For my purposes, I need a floating point modulo and so I have decided to use the following:
Public Function FMod(a As Double, b As Double) As Double
FMod = a - Fix(a / b) * b
'http://en.wikipedia.org/wiki/Machine_epsilon
'Unfortunately, this function can only be accurate when `a / b` is outside [-2.22E-16,+2.22E-16]
'Without this correction, FMod(.66, .06) = 5.55111512312578E-17 when it should be 0
If FMod >= -2 ^ -52 And FMod <= 2 ^ -52 Then '+/- 2.22E-16
FMod = 0
End If
End Function
Here are some examples:
FMod(12.5, 1) = 0.5
FMod(5.3, 2) = 1.3
FMod(18.5, 4.2) = 1.7
Using this in my rounding function solves my particular issue.

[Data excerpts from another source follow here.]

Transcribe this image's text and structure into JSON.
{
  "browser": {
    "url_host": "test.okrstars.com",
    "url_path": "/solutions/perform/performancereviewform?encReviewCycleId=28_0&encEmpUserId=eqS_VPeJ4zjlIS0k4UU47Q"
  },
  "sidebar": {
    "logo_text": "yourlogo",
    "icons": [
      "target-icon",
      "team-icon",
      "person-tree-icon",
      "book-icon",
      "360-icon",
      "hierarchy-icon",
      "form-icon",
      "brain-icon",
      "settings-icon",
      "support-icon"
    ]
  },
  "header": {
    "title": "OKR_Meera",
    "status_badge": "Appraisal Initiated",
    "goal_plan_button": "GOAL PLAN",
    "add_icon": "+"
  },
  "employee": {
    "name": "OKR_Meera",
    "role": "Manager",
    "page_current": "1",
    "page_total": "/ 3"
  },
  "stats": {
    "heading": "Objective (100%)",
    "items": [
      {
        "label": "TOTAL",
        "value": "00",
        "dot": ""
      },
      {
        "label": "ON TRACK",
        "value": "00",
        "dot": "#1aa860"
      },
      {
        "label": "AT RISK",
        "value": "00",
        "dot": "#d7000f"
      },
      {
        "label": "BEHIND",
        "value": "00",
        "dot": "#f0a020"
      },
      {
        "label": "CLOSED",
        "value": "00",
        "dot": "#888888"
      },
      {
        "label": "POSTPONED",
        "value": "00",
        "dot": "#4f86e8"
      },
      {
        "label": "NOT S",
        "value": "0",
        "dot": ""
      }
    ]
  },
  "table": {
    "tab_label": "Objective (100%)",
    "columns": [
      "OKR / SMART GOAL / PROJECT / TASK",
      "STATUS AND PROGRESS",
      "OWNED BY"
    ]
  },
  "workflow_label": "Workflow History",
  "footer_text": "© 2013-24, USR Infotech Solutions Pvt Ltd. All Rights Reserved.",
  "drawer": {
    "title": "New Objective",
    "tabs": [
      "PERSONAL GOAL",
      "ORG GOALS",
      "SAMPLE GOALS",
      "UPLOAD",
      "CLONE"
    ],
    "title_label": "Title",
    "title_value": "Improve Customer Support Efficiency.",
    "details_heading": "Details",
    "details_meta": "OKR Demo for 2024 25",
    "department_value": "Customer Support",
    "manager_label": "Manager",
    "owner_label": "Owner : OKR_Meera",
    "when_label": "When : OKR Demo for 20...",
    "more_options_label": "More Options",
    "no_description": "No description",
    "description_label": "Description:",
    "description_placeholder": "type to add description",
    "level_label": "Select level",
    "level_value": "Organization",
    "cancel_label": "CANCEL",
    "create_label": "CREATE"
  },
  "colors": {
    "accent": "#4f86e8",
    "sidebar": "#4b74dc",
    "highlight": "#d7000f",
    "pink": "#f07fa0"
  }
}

I believe that the Mod operator calculates with long type only. The link that you provided is for VB.Net, which is not the same as the VBA you use in MSAccess.
The operator in VBA appears to accept a double type, but simply converts it to a long internally.
This test yielded a result of 1.
This test yielded a result of 0.
According to the VB6/VBA documentation
Remember, mod returns the remainder of the division. Any integer mod 1 = 0.
The real culprit here though is that vba truncates (rounds down) the double to an integer before performing the modulo.